Tao, in his Analysis II (3e) defines exponential as:
Definition 4.5.1 (Exponential function). For every real number $x$, we define the exponential function $\exp(x)$ to be the real number
$$
\exp(x) := \sum_{n = 0}^\infty\frac{x^n}{n!}.
$$
Then he defines $e$ as:
Definition 4.5.3 (Euler’s number). The number $e$ is defined to be
$$
e := \exp(1) = \sum_{n = 0}^\infty\frac{1}{n!} = \frac{1}{0!} + \frac{1}{1!} + \frac{1}{2!} + \cdots.
$$
Then is mentioned the proposition:
Proposition 4.5.4. For every real number x, we have $\exp(x) = e^x$.
That is,
$$
\sum_{n = 0}^\infty\frac{x^n}{n!} = \left(\sum_{n = 0}^\infty\frac{1}{n!}\right)^x.
$$
(For $x > 0$ and $r\in\mathbb R$, $x^r$ is defined to be the limit of the Cauchy sequence $(x^{q_n})_n$ where $(q_n)$ is a rational sequence converging to $r$.)
The proof is left as Exercise 4.5.3, which gives the following hint:
Hint: First prove the claim when $x$ is a natural number. Then prove it when $x$ is an integer. Then prove it when $x$ is a rational number. Then use the fact that real numbers are the limits of rational numbers to prove it for all real numbers. You may find the exponent laws (Proposition 6.7.3) to be useful.
(Proposition 6.7.3 states just the basic laws of exponentiation.)

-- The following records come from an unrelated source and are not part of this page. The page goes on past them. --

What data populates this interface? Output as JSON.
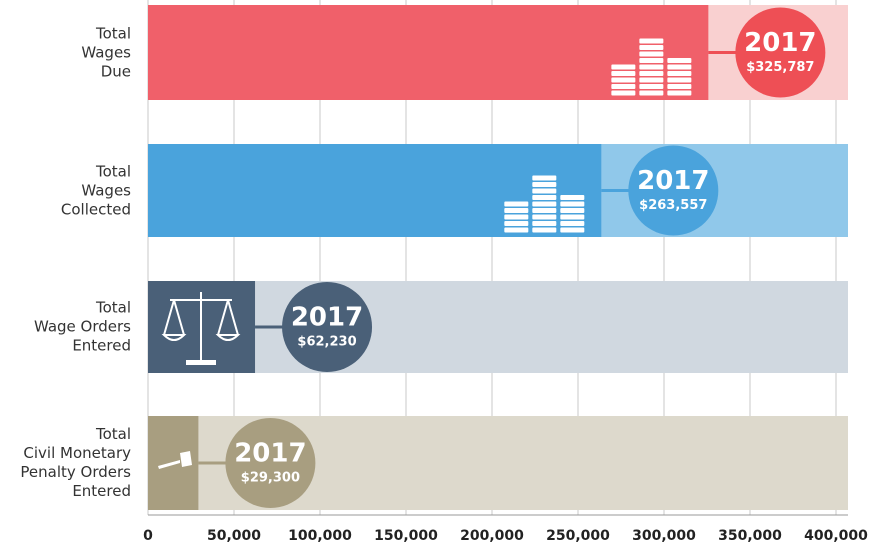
{
  "chart_data": {
    "type": "hbar",
    "categories": [
      "Total\nWages\nDue",
      "Total\nWages\nCollected",
      "Total\nWage Orders\nEntered",
      "Total\nCivil Monetary\nPenalty Orders\nEntered"
    ],
    "series": [
      {
        "name": "2017",
        "values": [
          325787,
          263557,
          62230,
          29300
        ],
        "value_labels": [
          "$325,787",
          "$263,557",
          "$62,230",
          "$29,300"
        ],
        "colors": [
          "#f0606a",
          "#4aa3dc",
          "#4a6078",
          "#a89e80"
        ]
      }
    ],
    "track_colors": [
      "#f9d0d0",
      "#90c8ea",
      "#d0d8e0",
      "#ddd9cc"
    ],
    "circle_colors": [
      "#ee4f55",
      "#4aa3dc",
      "#4a6078",
      "#a89e80"
    ],
    "xlim": [
      0,
      400000
    ],
    "xticks": [
      0,
      {
        "value": 50000,
        "label": "50,000"
      },
      {
        "value": 100000,
        "label": "100,000"
      },
      {
        "value": 150000,
        "label": "150,000"
      },
      {
        "value": 200000,
        "label": "200,000"
      },
      {
        "value": 250000,
        "label": "250,000"
      },
      {
        "value": 300000,
        "label": "300,000"
      },
      {
        "value": 350000,
        "label": "350,000"
      },
      {
        "value": 400000,
        "label": "400,000"
      }
    ],
    "grid": true
  }
}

However, I am not even able to get off with the natural number case. Can someone help?
I am aware of the fact that $\lim_{n\to\infty}(1 + x/n)^n = \exp(x)$ (which Tao doesn't mention in the main text), which solves the problem: Just note that $\exp(x) = \lim_{n\to\infty}(1 + x/n)^n = \bigl(\lim_{n\to\infty}(1 + 1/n)^n\bigr)^x = \exp(1)^x = e^x$ (the second equality following from continuity of exponentiation in the base, which has already been proven in Vol I). But this is most probably not Tao has intended it to be solved.
Towards solution: Thanks to Anne Buval for (calming me down XD and) pointing me towards induction:
One notes that
\begin{align*}
\left( \sum_{n = 0}^\infty\frac{x^n}{n!} \right)
\left( \sum_{n = 0}^\infty\frac{1}{n!} \right)
& = \sum_{n = 0}^\infty\sum_{k = 0}^n\frac{x^k}{k!}\frac{1}{(n – k)!}\\
& = \sum_{n = 0}^\infty\frac{(x + 1)^n}{n!}\\
\end{align*}
where the first equality follows since both of the series (actually, just one is required) are absolutely convergent.
Best Answer
The answer is pretty straightforward indeed:
It is easily shown that $\exp(x + y) = \exp(x)\exp(y)$. (Use the fact that the series are absolutely convergent so that their Cauchy product converges to the product of their sums; and use binomial expansion.) Also note that $\exp(0) = 1$. Now it is a simple consequence of these two facts that $\exp(q) = e^q$ for any rational $q$. Now, since $\exp$ and $x\mapsto e^x$ are continuous, and $\mathbb Q$ dense in $\mathbb R$, conclude that $\exp(x) = e^x$ for all real $x$.